Mohon tunggu...
M Nadi el_Madani
M Nadi el_Madani Mohon Tunggu... mahasiswa -

Senang membaca, menulis dan berdiskusi|bagi saya, dengan semangat dan ketekunan apapun dapat dilalui

Selanjutnya

Tutup

Humaniora

Jadilah Emas

9 November 2015   18:44 Diperbarui: 9 November 2015   19:38 34
+
Laporkan Konten
Laporkan Akun
Kompasiana adalah platform blog. Konten ini menjadi tanggung jawab bloger dan tidak mewakili pandangan redaksi Kompas.
Lihat foto
Humaniora. Sumber ilustrasi: PEXELS/San Fermin Pamplona

Tahun ini adalah tahun pertama saya kuliah. Meski sebenarnya saya telat, menilik umur saya yang sudah 22 tahun, tetapi saya tidak ingin menyerah. Toh, ketika di pondok pesantren, saya diajari bahwa belajar itu tidak mengenal batas usia; mulai semenjak lahir sampai ajal menjemput nyawa.

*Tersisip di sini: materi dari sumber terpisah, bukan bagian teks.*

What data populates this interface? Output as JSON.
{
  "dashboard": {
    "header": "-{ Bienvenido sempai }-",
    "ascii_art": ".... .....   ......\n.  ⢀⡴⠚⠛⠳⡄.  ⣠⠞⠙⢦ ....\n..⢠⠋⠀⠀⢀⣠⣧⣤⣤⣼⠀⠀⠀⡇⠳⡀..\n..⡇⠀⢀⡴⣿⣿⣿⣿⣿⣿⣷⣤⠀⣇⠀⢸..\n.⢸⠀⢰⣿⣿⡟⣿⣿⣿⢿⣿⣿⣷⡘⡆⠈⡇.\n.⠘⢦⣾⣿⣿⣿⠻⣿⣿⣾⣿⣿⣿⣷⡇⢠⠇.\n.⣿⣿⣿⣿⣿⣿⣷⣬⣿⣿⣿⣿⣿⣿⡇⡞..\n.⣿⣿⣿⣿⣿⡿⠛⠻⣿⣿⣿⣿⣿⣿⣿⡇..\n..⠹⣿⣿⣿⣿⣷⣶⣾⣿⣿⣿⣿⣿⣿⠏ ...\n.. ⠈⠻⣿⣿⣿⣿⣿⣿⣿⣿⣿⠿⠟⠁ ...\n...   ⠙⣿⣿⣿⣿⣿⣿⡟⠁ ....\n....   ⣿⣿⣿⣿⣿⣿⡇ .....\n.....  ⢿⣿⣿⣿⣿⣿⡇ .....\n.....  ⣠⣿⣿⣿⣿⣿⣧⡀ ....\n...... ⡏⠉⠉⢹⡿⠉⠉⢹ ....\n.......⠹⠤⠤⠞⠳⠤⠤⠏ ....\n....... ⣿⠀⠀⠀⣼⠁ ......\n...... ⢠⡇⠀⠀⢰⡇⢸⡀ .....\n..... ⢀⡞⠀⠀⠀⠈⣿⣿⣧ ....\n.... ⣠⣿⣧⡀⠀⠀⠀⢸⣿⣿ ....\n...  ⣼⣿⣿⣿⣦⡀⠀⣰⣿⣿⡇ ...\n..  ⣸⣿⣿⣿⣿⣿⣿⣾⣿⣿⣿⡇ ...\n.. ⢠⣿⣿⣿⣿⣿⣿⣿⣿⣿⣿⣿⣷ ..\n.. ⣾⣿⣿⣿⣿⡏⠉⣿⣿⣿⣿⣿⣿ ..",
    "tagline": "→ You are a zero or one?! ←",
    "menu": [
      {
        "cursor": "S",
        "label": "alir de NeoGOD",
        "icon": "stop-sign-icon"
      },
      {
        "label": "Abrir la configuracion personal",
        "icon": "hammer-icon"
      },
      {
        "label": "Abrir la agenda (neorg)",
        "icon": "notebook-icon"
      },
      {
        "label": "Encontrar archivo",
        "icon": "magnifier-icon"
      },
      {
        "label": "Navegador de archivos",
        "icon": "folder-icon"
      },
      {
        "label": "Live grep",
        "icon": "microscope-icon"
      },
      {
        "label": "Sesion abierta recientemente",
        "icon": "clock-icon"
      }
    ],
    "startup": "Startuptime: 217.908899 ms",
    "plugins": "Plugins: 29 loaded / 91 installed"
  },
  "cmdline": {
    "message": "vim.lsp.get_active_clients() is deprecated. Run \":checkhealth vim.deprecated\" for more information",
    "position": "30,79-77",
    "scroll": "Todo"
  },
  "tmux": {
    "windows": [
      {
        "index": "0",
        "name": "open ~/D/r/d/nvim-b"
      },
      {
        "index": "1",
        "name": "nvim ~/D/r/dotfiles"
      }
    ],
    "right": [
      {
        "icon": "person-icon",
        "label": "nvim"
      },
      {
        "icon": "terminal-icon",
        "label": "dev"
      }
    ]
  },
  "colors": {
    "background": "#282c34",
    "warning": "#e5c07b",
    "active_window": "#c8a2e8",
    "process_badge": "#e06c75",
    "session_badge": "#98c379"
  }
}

Kuliah adalah salah satu impian yang telah saya tulis dalam buku harian saya. Kenapa kuliah? Karena saya diajari bahwa dalam Islam tidak ada dikotomi ilmu. Ilmu apa saja boleh dipelajari bahkan dianjurkan asalkan dapat membuat kita menjadi lebih baik dan bermanfaat bagi diri sendiri dan pula bagi orang lain.

Saya sering membaca riwayat hidup ulama-ulama dulu dan tokoh-tokoh dunia yang sukses dan memiliki karya berlimpah dalam segala bidang. Dari apa yang saya pelajari dari riwayat hidup mereka, saya tahu satu hal, yaitu bahwa kunci sukses itu adalah ilmu. Dengan ilmu kita dapat menjadi apa saja yang kita inginkan. Nilai seseorang dilihat dari ilmunya. Semakin banyak pengetahuan yang dimiliki, semakin tinggi nilai yang dimiliki. Begitu pun sebaliknya, orang yang tidak punya ilmu tidak memiliki nilai apapun. Sampah.

Itulah di antara alasan kenapa saya ingin kuliah setelah menamatkan pendidikan di pondok pesantren. Setelah saya amati, ada perbedaan yang cukup signifikan antara pendidikan di pesantren dan di universitas. Perbedaan itu bukan melulu soal materi, lingkungan ataupun system yang dimiliki keduanya. Penbedaan semacam ini tentu bukan sebuah masalah. Karena, masing-masing lembaga pendidikan memiliki kebijakan sendiri yang berbeda dengan lembaga pendidikan lain.

Namun, perbedaan yang saya kehendaki adalah dalam masalah niat atau tujuan kuliah dan mondok. Jika di pondok dulu saya diajarkan mencari ilmu karena lillahi-ta’ala, di universitas saya langsung disuguhi dengan prospek-prospek fakultas atau jurusan yang dipilih. Dengan kata lain, sudah bukan lillahi-ta’ala lagi. Bukan lagi mencari ilmu tetapi mencari pekerjaan. Di situlah, menurut saya, kekurangan dari universitas-universitas di Indonesia.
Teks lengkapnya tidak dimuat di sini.